Technology is one of the ways open to artists to keep track of their work and get just rewards. Mumbai-based artist Santanu Hazarika believes blockchain will dismantle the culture of gatekeeping in a bid to empower artists. If the authentication of artworks can be digitised — with blockchain keeping track of sales automatically — it would be easier to ensure a percentage goes to the artist as royalty. At present, several international NFT platforms, such as SuperRare, offer this. Artists get 5%-15% royalty every time their artwork is resold. However, he says, it’s still early days in India. “We will have to wait and watch, as it is a growing market that needs many kinks to be ironed out. For instance, the difficulties around obtaining authentication certificates when the artist is no more. Or tracing the provenance of artworks that have been resold more than once.”

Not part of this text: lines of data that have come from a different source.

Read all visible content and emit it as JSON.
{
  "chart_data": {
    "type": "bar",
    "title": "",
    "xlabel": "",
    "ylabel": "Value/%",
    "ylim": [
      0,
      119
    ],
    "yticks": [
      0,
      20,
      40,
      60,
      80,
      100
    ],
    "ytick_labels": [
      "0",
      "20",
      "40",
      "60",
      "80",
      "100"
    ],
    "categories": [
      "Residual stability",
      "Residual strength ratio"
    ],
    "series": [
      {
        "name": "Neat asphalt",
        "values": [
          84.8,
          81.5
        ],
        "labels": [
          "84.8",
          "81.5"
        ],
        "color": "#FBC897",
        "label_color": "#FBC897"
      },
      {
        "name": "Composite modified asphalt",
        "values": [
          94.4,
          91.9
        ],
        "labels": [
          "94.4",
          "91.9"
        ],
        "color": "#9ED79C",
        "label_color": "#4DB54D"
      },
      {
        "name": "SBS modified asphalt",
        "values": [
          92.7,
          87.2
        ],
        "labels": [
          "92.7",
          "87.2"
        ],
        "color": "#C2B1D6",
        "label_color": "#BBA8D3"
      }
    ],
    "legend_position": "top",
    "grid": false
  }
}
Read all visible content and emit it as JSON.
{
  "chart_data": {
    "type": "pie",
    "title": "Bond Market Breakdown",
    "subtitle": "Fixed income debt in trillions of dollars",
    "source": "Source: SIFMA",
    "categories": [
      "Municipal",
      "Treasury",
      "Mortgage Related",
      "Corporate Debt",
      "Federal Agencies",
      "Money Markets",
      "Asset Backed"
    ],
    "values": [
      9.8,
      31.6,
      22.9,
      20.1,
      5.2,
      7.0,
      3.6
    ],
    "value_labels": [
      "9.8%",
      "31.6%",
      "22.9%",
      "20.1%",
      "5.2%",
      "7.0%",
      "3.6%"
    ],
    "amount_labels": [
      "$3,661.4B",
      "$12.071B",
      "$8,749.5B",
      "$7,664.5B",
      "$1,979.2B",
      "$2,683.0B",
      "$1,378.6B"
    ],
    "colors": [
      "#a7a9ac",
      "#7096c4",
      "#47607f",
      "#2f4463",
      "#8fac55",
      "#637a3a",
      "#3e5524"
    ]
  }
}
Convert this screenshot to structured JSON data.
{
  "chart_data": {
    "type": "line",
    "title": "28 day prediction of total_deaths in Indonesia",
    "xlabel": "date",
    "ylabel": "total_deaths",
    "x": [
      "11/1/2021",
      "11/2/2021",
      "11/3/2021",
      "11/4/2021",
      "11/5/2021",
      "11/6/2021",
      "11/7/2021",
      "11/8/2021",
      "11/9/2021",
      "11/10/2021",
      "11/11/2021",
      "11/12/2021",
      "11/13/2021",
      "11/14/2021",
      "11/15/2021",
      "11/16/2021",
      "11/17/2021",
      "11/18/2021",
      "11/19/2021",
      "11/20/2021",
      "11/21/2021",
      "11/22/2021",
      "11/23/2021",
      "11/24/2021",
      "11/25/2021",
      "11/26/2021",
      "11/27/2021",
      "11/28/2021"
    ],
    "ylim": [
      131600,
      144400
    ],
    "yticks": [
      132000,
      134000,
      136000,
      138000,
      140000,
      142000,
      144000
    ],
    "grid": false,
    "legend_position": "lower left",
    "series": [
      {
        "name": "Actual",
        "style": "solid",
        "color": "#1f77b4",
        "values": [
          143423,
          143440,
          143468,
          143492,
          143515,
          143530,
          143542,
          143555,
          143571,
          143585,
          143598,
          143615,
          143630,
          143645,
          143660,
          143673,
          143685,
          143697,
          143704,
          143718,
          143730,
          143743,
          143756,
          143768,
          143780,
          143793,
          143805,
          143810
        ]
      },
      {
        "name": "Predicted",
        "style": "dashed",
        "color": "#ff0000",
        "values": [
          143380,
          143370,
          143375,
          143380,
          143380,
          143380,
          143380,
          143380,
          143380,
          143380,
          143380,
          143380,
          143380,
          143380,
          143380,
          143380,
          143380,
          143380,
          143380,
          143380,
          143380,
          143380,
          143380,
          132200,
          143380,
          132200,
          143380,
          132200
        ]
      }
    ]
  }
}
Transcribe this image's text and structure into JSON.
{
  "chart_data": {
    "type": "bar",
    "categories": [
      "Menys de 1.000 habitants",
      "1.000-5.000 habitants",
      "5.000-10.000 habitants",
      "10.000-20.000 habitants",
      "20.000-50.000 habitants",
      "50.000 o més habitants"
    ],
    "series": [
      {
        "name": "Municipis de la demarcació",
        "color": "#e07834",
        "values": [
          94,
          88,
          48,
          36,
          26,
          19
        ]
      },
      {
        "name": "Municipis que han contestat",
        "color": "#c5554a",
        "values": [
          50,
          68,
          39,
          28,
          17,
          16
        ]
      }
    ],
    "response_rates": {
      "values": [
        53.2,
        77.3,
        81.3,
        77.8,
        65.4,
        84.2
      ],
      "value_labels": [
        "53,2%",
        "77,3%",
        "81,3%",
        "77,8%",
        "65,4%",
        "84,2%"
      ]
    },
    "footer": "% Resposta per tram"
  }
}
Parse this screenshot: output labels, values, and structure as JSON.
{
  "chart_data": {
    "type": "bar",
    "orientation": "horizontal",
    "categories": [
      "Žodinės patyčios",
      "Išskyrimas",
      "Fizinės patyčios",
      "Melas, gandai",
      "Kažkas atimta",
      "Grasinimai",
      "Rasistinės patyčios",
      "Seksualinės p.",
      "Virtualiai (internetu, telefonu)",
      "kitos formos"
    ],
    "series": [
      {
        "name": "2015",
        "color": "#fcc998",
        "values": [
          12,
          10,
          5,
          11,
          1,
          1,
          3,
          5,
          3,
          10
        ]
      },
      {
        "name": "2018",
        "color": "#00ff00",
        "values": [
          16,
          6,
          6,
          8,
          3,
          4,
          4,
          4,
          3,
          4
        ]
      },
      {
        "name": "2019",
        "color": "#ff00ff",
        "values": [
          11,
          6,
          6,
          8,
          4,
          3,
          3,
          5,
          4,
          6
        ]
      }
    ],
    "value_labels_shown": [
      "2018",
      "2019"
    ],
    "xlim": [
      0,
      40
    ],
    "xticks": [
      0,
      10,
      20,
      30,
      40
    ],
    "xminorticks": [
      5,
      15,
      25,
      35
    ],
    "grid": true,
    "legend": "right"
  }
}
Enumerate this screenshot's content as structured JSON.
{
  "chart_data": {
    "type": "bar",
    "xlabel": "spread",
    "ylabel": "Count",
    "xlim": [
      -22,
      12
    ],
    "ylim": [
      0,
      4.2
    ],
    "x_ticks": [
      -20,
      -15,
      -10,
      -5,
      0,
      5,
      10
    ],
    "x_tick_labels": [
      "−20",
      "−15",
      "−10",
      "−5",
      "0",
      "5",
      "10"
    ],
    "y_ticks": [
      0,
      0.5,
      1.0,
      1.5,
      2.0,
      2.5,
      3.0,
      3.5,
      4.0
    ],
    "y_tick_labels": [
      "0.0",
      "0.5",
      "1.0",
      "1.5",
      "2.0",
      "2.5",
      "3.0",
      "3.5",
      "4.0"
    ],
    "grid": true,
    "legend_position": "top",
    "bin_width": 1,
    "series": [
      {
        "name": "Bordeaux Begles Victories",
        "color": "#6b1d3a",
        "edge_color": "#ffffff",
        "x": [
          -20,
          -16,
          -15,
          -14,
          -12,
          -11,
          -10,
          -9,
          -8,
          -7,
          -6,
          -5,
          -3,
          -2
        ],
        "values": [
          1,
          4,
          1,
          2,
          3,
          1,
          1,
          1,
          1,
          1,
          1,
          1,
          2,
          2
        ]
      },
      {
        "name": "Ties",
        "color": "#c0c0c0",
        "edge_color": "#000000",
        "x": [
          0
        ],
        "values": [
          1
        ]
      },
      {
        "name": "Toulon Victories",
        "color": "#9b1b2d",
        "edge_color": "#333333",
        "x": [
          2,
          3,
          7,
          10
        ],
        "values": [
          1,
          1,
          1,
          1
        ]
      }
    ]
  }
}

Auction houses, however, are more cautious. “It is true that an NFT is inscribed on a blockchain and so the provenance history is forever publicly accessible. But to date auction houses cannot offer NFTs all around the world, as there are no general guidelines in place, which would include the question of copyright,” says Klein. Christie’s pioneered NFTs in the global auction market and is leading this category with $93.2 million in sales this year.

Meanwhile, the lists will continue. And whether we take them as definitive voices celebrating wealth creation or not, as Junaid points out “most newcomers to the art world almost always refer to a power-list”. It’s up to us how best we utilise them and what conversations we push forward.

“My father Krishen Khanna [number 2 on the list] was happy to hear he was featured. His words to me were: ‘Technically I am number one because Anish Kapoor is not living in India!’ I would say that such lists help us get an aggregate notion of the art market,” says Karan Khanna, the artist’s son.

“I think technology will be very useful to make the implementation of the resale rights law feasible. In countries that do currently have this, oftentimes the process of locating the artist or rightful heirs can be a tedious process. The right technology should make it an easier process,” says Parul Vadehra, director, Vadehra Art Gallery.

Damien Hirst’s ‘The Currency’ series

Damien Hirst’s ‘The Currency’ series
 

Experiments with tech

Rajagopalan is sceptical of NFTs working for physical art. “The only thing they do is allow for blockchain-based provenance. But it is flawed because the whole point of an NFT is that you can replicate them. Artists can issue multiple NFTs for the same artwork; the system won’t stop that. So the usage is not going to be in the art world, but as fractional in a purely immersive digital world,” he says. That said, several artists are playing with the concept of NFTs already. Last month, British contemporary artist Damien Hirst kickstarted an experiment that makes collectors participate in a work of art. He dropped 10,000 signed, dated, and titled artworks, each priced at $2,000. Collectors received a digital artwork of the original, attached to an NFT. Now, after two months, they can either choose to redeem the NFT for the physical work (at which time, the digital work and the NFT will be destroyed), or hold on to it. As the final step, a year on, Hirst will exhibit any unclaimed work and then destroy them. The whole experiment looks at holding, buying and trading of artworks.